So aPPARently, some of you have tired of viewing the lovely picture accompanying my last posting. Sure, it’s slightly jarring and more or less repugnant, but hey, you gotta give it to the girl on creativity, and after all, confidence is key. Allow me to go running wildly down this rabbit trail for a moment (I mean, it is Easter after all). Confidence. The very idea of this word strikes a powerful cord in society, both today and perhaps for as far back as women …well…have had mirrors. I mean, all the celebs have it… well, according to their Vogue interviews. How many times have you read some rendition of a Cameron or Kate saying, “I’m just in a really good place right now. I’m just happy with life. I’ve finally found how to truly love myself…” Blah. Blah. Blah. And what do the rest of us think? “Wow, I don’t feel that way. Why don't I feel like that?”
What is confidence and why is it such a powerful tool? Well I’m no Webster, but in my opinion (my supreme opinion… this being my blog and all) confidence derives its power from its inability to be assumed by all despite no lack of availability and by its all-encompassing effects despite its fleeting and often self-perceived presence. While you’re probably finding this tangent to be contradictory and confusing, what I’m basically trying to say is, “Why, as ladies, do we desire the confidence of our peers… friends…Hollywood glamorites, when ultimately, this notion is non-qualitative, here today and gone tomorrow?” Well… sometimes. I believe there is one shining exception.

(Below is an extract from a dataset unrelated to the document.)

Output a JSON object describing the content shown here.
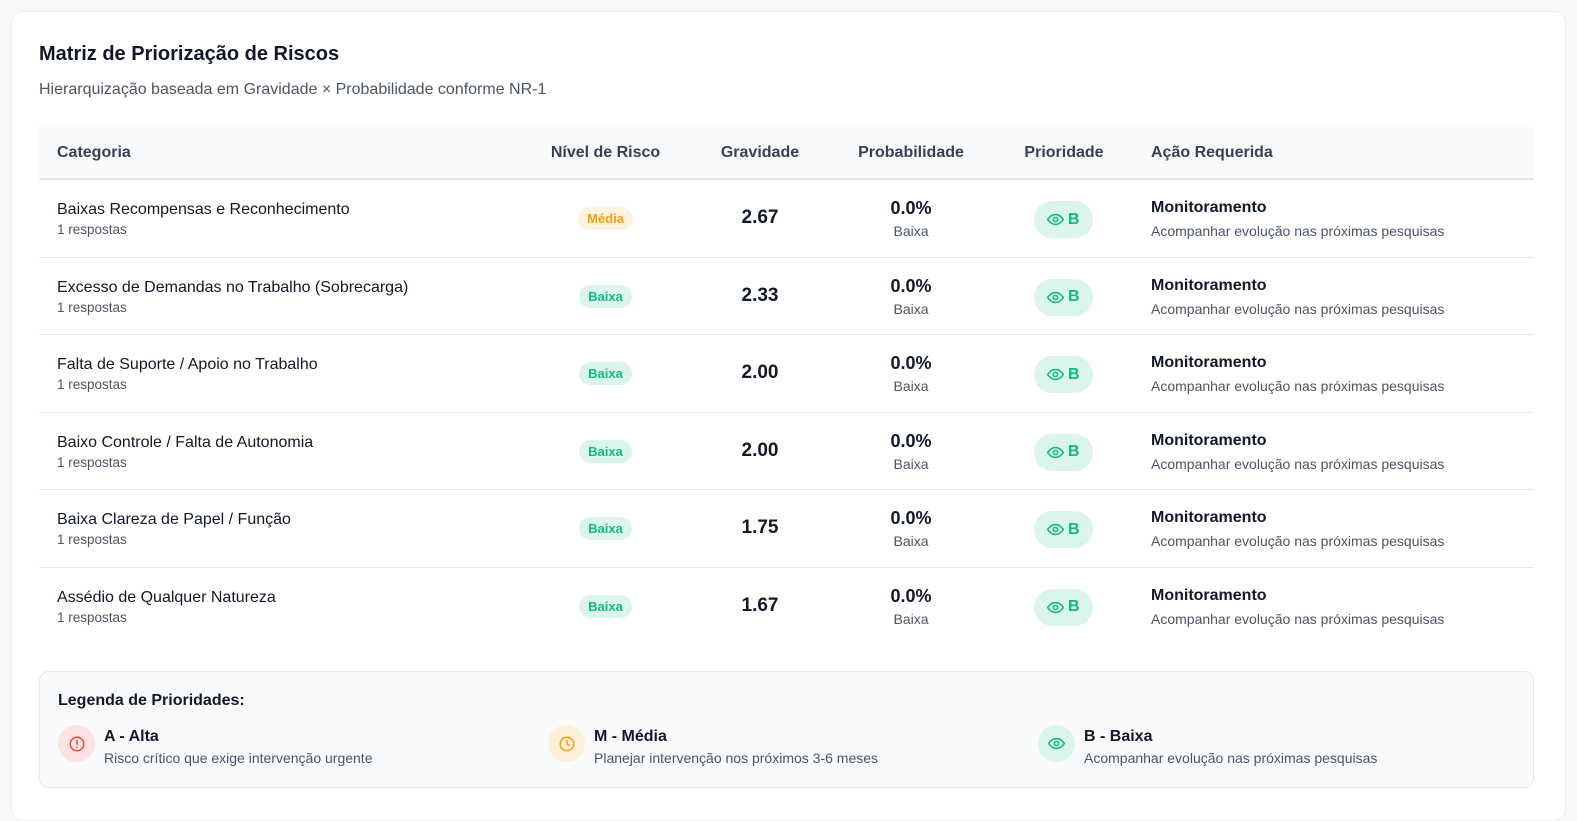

I remember when I was at the frightening age of 12 or 13 my mom would often say to me, as I left for the evening, “Remember who you are and who you belong to.” Rolling my eyes, I would mutter an, “okaaaay,” and continue on my way out, trying to give little to no thought to my mom’s words. Still, despite my best efforts to drown these words in my incessant gossip and chatter with friends, I could often hear them echo during my teenage years. Who did I belong to? I knew the meaning of my mother’s words. Sure, she wanted me to spare the family name by not getting caught smoking in my best friend‘s bathroom (whoops), but ultimately, an allegiance to any earthly relationship was not the “belonging” to which she referred. Instead, she desired for me to know that I was a daughter of the King, the treasured possession of He who died for my sins. My identity, my confidence was to be then and forever founded in knowing that I , Katelyn Claire Ruckart, belonged to Christ.
This Easter, I am once again reminded of the complete confidence I am offered by my identity in Christ. For someone like me who loves to be different, to be slightly unique with my own thoughts and opinions, I am so relieved to repeatedly see my futile attempts at “individuality” be trumped by the realization that true peace comes only when I give up the act and rest in who He has made me, in His perfect will. Gah… you’d really think I wouldn’t have to learn this same lesson over and over. If only I could’ve really gotten it during those teenage years. Who knows, maybe I’ll get it in time to have a teenage daughter of my own? Oh, I hope that‘s the case.
SO, I challenge any of you. As you start to get a little uneasy reading about all those celebs who “have finally found out how to love themselves or let love in,” remember, and remind me as well, that a significant display of unfounded pride and confidence undoubtedly precedes a dramatic display of being, for lack of a better term, “knocked down to size.” After all, Vienna, we give you and Jake 6 months tops.
I truly hope each of you ( all 6 of my readers) have had an incredible Easter weekend, reminded of who you are only in response to what He’s done. I was so blessed to spend a long weekend at the lake with the entire fam and even make all the rounds with my future family-in-law as well. A little sunburn and a stretched belly. Yep. Guess you could consider it a successful weekend. Happy Easter!